While there are many types of bonds with varying characteristics and features, we can discuss their general benefits. In future chapters, we’ll learn about different types of bonds that come with unique risks, benefits, and typical investors. For now, let’s discuss the big picture.
The primary benefit associated with bonds is interest income. Most pay interest on a semi-annual basis, and the interest payments are legal obligations of the issuer. Unlike dividends from stock, there is no approval required by the Board of Directors (BOD) to make an interest payment. In fact, the bondholders will collectively file a lawsuit against the issuer and take them to bankruptcy court if an interest or principal payment is missed. This makes income from bonds generally more predictable and safe.

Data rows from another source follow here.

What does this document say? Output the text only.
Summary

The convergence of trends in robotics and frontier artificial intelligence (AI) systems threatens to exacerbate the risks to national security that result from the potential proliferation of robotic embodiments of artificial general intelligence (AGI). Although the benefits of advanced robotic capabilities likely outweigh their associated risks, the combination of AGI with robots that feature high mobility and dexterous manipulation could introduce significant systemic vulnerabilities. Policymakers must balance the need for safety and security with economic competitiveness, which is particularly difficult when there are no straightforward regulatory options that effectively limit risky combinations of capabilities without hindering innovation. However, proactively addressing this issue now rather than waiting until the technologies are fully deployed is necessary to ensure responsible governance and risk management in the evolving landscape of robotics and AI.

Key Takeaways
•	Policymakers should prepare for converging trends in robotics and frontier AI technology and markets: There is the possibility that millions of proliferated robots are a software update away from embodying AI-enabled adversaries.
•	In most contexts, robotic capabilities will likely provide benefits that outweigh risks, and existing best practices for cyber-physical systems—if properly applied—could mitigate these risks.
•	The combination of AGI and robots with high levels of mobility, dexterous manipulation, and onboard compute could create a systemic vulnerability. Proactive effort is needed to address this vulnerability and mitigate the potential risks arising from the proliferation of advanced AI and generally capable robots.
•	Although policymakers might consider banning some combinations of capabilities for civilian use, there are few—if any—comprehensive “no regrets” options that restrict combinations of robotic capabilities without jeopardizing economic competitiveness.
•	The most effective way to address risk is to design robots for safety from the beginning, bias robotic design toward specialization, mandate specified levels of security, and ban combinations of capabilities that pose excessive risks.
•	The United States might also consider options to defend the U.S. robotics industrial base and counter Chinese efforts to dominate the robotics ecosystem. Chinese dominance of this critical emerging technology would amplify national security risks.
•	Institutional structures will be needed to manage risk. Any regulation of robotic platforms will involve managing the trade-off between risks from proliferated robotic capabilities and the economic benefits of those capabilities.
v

Capital appreciation could occur, especially if interest rates were to fall. However, interest rate fluctuations are not easily predictable, plus bonds always mature at par. If the investor holds the bond long enough, they’ll eventually receive the face (par) value back at maturity. Therefore, most bond investors don’t seek capital appreciation unless their bond is convertible (we’ll discuss this later).
While not always the case, bond market prices are less volatile than stock prices. With bond interest being a legal obligation of the issuer and not contingent on the company’s profitability, market price fluctuations are typically mild. Of course, there are exceptions. If interest rates fluctuate significantly or if the issuer is on the brink of bankruptcy, wild market fluctuations will occur.